Gostaria muito de ter tido pique de reunir também pequenos (e curiosos) comentários que surgiram. Mas acho que isto desequilibraria os textos aqui reunidos, que são frutos de alguma reflexão sobre o filme.

Ao final, segue uma entrevista sobre o filme para o jornal O Tempo. Foi logo após as exibições no MIX e Janela. Reler ela hoje é muito interessante, pois o filme se transformou muito após as exibições em Tiradentes e no Cine Pe.

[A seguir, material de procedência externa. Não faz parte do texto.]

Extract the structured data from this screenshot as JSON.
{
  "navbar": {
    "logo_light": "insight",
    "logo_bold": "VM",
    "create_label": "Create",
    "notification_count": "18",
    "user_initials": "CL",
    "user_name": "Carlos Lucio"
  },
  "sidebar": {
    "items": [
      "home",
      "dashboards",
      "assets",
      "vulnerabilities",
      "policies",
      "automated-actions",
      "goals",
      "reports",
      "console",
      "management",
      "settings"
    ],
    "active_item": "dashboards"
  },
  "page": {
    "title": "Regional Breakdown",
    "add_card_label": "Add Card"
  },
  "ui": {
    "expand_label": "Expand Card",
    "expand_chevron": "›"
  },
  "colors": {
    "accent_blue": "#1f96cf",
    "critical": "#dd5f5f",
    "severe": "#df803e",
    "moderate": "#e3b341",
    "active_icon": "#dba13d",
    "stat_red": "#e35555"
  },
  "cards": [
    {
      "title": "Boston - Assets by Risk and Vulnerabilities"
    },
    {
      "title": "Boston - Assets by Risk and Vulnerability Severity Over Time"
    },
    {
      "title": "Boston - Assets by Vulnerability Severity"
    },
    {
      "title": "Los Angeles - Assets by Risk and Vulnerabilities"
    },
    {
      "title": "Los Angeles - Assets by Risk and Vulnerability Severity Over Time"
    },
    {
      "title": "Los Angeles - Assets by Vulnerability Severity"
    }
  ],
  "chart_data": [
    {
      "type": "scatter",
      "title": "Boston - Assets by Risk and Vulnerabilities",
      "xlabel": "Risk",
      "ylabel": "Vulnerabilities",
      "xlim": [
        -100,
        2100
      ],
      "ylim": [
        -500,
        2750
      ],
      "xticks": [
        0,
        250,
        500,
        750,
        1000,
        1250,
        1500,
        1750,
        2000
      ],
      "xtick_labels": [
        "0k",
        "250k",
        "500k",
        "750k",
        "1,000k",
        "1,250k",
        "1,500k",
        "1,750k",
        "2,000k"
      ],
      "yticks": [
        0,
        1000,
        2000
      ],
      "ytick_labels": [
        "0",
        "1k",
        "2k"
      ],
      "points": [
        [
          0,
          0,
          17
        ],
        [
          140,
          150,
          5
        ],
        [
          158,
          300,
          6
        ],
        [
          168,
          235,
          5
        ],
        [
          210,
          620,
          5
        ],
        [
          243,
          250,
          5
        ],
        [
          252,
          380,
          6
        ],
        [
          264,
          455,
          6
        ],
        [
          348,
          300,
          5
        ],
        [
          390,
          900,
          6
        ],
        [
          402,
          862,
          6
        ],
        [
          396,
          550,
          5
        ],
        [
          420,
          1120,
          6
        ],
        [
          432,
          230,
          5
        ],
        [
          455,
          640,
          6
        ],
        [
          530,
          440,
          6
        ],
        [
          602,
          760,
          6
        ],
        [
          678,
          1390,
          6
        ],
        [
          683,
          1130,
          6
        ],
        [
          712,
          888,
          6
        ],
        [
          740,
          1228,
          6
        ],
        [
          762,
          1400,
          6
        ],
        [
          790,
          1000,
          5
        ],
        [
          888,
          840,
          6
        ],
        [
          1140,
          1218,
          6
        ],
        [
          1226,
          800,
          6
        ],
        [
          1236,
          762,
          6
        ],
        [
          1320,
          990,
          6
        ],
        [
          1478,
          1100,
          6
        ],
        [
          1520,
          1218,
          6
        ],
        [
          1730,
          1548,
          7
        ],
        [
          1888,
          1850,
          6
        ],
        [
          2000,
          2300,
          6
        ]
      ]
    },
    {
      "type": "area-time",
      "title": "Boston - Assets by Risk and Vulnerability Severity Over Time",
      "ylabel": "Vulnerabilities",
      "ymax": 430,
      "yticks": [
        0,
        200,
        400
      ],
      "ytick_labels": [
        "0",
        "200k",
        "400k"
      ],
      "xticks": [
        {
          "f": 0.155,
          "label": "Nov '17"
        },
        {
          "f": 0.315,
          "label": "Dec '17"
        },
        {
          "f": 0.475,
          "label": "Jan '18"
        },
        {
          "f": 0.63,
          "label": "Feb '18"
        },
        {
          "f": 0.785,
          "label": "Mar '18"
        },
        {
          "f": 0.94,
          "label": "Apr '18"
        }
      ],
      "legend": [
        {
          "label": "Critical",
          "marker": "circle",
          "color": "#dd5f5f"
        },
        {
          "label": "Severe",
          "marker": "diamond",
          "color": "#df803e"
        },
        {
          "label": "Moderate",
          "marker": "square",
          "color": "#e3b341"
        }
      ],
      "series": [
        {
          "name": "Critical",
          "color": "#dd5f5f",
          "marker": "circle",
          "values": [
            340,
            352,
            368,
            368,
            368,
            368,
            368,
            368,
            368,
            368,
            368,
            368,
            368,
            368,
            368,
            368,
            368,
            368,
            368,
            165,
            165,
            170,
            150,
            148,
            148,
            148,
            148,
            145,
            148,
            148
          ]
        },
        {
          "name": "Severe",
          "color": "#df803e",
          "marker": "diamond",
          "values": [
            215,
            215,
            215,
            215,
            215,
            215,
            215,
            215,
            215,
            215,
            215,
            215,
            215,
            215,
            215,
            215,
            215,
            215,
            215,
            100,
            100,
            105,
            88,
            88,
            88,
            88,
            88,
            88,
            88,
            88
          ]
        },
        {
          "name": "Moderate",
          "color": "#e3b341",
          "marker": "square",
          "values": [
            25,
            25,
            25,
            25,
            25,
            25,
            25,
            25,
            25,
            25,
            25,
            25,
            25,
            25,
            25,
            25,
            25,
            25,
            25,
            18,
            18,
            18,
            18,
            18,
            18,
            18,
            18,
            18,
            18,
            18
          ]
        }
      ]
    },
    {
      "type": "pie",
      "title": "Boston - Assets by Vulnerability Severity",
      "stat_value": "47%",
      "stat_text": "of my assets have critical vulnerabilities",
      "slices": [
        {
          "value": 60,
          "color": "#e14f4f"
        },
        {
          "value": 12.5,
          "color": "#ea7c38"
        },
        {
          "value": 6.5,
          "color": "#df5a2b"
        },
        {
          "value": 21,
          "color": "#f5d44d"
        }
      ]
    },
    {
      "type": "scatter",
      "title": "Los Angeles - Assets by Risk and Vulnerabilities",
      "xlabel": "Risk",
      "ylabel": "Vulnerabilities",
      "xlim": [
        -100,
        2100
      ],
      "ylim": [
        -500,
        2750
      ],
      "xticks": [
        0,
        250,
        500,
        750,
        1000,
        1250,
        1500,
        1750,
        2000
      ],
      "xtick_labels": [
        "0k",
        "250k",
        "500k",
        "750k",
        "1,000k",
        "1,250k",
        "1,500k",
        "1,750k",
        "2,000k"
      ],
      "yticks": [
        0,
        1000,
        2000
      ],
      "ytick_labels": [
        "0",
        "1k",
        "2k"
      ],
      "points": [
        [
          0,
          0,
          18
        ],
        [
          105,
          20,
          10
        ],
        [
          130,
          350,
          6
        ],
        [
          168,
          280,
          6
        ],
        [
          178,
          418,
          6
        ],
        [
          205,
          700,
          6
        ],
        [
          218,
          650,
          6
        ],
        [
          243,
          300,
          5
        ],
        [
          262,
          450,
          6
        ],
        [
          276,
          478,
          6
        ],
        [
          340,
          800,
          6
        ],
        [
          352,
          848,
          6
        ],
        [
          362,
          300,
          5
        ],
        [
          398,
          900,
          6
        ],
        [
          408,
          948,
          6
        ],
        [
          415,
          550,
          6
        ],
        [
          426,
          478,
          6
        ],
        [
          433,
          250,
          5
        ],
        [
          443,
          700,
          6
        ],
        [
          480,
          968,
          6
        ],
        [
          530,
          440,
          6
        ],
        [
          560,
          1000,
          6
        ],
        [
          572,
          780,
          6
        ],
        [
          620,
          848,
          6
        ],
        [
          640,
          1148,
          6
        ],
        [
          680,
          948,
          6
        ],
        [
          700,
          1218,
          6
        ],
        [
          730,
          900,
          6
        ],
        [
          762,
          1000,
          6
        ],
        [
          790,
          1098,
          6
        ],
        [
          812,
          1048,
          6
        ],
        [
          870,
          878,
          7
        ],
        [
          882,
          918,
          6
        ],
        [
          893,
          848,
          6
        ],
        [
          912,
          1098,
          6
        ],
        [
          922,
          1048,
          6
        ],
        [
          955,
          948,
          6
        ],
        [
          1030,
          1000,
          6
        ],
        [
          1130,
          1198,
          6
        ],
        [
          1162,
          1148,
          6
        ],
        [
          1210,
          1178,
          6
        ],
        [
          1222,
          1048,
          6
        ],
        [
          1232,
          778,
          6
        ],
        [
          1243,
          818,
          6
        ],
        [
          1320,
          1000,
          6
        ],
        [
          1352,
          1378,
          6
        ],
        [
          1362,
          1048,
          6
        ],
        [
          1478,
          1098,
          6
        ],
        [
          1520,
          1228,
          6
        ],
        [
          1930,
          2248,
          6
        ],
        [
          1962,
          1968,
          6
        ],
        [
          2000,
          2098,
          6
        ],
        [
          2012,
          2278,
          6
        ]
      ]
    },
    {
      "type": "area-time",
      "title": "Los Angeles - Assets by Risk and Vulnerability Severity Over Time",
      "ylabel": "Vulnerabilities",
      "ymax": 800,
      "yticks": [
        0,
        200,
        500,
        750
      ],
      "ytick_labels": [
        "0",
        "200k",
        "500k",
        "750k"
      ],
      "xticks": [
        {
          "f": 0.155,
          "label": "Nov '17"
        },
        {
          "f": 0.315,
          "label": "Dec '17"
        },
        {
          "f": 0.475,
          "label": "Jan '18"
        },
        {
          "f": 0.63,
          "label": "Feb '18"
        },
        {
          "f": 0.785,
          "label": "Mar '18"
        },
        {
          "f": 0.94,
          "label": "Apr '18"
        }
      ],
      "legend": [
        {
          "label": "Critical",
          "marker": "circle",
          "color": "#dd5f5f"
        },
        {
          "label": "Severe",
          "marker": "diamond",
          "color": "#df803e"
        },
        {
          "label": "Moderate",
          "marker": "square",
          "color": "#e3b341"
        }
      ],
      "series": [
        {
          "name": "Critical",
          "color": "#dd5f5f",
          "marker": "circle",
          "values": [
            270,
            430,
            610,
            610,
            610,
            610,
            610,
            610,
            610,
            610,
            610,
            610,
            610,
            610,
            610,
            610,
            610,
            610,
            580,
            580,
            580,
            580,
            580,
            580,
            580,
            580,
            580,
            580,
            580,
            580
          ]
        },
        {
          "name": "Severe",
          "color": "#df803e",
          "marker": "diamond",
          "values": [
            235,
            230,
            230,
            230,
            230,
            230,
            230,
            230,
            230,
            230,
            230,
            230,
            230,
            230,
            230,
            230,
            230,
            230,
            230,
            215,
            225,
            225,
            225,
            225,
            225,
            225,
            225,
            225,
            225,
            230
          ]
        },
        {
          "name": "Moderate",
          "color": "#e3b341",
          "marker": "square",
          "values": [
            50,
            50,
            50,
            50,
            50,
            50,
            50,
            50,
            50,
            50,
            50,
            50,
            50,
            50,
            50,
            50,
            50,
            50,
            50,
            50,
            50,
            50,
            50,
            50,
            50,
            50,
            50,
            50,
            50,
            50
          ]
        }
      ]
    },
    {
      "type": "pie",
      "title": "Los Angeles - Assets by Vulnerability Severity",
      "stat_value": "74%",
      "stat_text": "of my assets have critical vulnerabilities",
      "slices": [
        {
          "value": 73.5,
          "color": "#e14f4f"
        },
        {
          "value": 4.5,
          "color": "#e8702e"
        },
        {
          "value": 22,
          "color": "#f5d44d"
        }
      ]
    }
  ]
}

1) Marcelo Ikeda, para o blog Cinecasulofilia / Jornal do Curta

“O curta de Caetano apresenta dois homens que se encontram por acaso na noite e começam a desenvolver uma relação afetiva. Delicado, quebra as representações tradicionais tanto de gênero quanto da periferia. A representação do universo dos homossexuais ou do espaço da periferia não acontece pela “via negativa” mas sim afirmativa: os personagens possuem vida porque não são essencialmente “representantes de classe”. Isso se dá certamente pelas estratégias de encenação de Caetano, sua opção pelos espaços, pelos tempos, pelos olhares e pelos toques dos protagonistas. Caetano busca criar um espaço íntimo em que esses personagens se conhecem e se aproximam, a partir das suas diferenças e das suas semelhanças. Cria esse espaço também por uma estratégia: um personagem procura filmar o outro, e a câmera digital, “amadora”, busca recriar essa distância entre os corpos, “reencenando” essa tentativa de aproximação. Mas acredito que o curta de Caetano seja bem-sucedido não tanto por essa “estratégia” mas simplesmente pela delicadeza do realizador em evitar as “estratégias de choque”.

TEXTO COMPLETO

2) Luiz Carlos Merten, Estado de São Paulo

“Os curtas de segunda à noite teriam – talvez – provocado escândalo na praça. Na tenda, fechada – e com impropriedade controlada -, algumas pessoas não aguentaram as cenas de homossexualismo (quase) explícito de Na Sua Companhia, de Marcelo Caetano. O filme revela imagens de uma São Paulo que muita gente ignora (e preferiria continuar ignorando), situada entre a Praça da República e o Largo do Arouche. Uma São Paulo gay que o diretor já havia abordado em Bailão e à qual volta agora com samba e outros ritmos afros. O cinema de Marcelo Caetano não é para todos os gostos – ele mostra, sem elaborar necessariamente um discurso -, mas havia gente defendendo a divulgação e o conhecimento dessas imagens que saem do gueto.”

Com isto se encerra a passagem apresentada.